A: Firstly, I think that it’s good to have a worthy competitor because for a long time, there weren’t too many competitors. I think it keeps us nimble so I’m very happy about that.
I see Deque as a bit of a closed loop. We have subject matter experts that create methodologies for us. Those methodologies are built into our products. The services work that we do affords us access to data which we can then use to train our machine learning models. We’ve taken a human-centric approach to machine learning and artificial intelligence. I feel that this, as well the data that we have creates a mote that is difficult for people to catch up to.
Axe-core [an accessibility testing library upon which tools such as axe DevTools is built] is almost at one billion downloads and it’s the de facto rule engine for accessibility testing in the world. It’s been adopted by Microsoft, Google, and all the other major tech companies.
Q: How are you integrating AI into your offerings?

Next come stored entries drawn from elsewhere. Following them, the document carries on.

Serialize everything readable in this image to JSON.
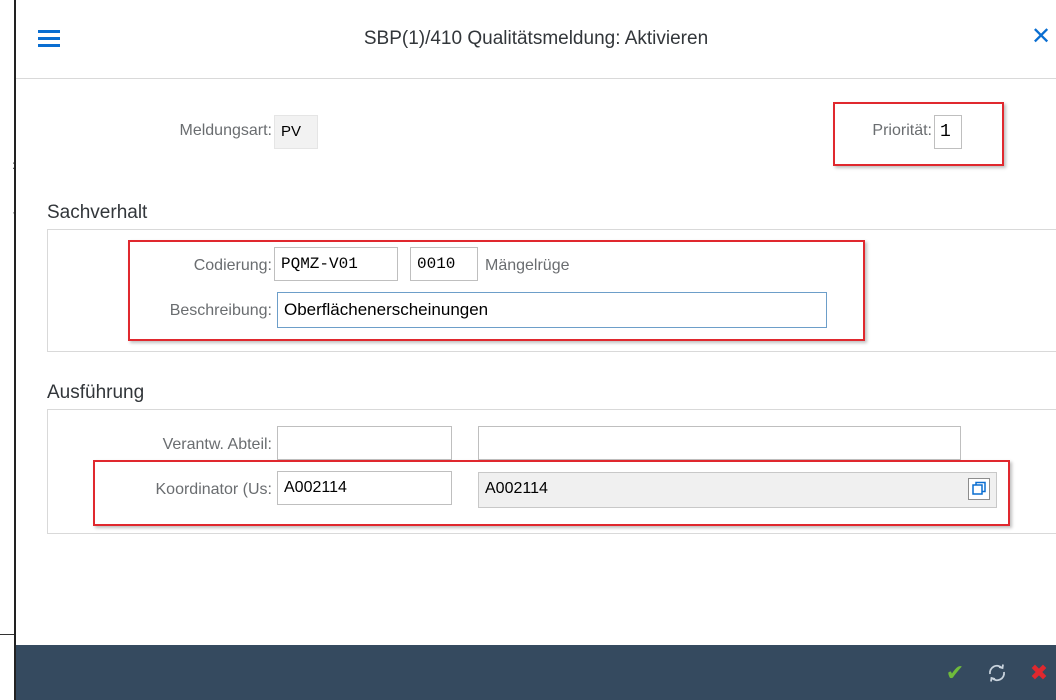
{
  "window": {
    "title": "SBP(1)/410 Qualitätsmeldung: Aktivieren"
  },
  "header": {
    "meldungsart_label": "Meldungsart:",
    "meldungsart_value": "PV",
    "prioritaet_label": "Priorität:",
    "prioritaet_value": "1"
  },
  "sachverhalt": {
    "title": "Sachverhalt",
    "codierung_label": "Codierung:",
    "codierung_value": "PQMZ-V01",
    "code_value": "0010",
    "code_text": "Mängelrüge",
    "beschreibung_label": "Beschreibung:",
    "beschreibung_value": "Oberflächenerscheinungen"
  },
  "ausfuehrung": {
    "title": "Ausführung",
    "abteilung_label": "Verantw. Abteil:",
    "abteilung_value": "",
    "abteilung_text": "",
    "koordinator_label": "Koordinator (Us:",
    "koordinator_value": "A002114",
    "koordinator_text": "A002114"
  },
  "footer": {
    "confirm_icon": "checkmark-icon",
    "refresh_icon": "refresh-icon",
    "cancel_icon": "cancel-icon"
  },
  "colors": {
    "accent": "#0a6ed1",
    "footer_bg": "#354a5f",
    "highlight_red": "#e0282e",
    "confirm_green": "#6fbb3b",
    "cancel_red": "#e0282e"
  }
}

A: We have a browser extension called axe DevTools, which has a feature called Intelligent Guided Tests. The idea is that a developer is able to perform advanced accessibility testing without needing to have any knowledge of accessibility, because accessibility is a difficult niche subject. You can try this extension for free online.
We’re also looking to improve the accessibility of suggestions from co-piloting tools, such as GitHub Copilot.
Q: As the complexity of applications grows, especially with the integration of AI, Is it more difficult to test for accessibility?
A: Of course, but that’s nothing new. New tech stacks are developed, new systems come up, new frameworks come up. So I don’t think that’s something that is a challenge, I think it’s an opportunity really.
Q: What do you think the main challenges in accessibility are today?
A: I think the challenges are the same as ever. I’ve always believed in automation; developers want an easy button for doing this or that. So my goal is always 100% automation; we’re going to take some time to get there but that’s my attitude and I want to get as close to it as possible.
The other challenge is to achieve zero false positives. It’s really important because if developers see false positives or noise, they won’t adopt a tool. I’ve seen accessibility testing tools which report six times the number of defects that we report, but when we go through the defects we can see that many of them are false positives because we’ve got the subject matter experts.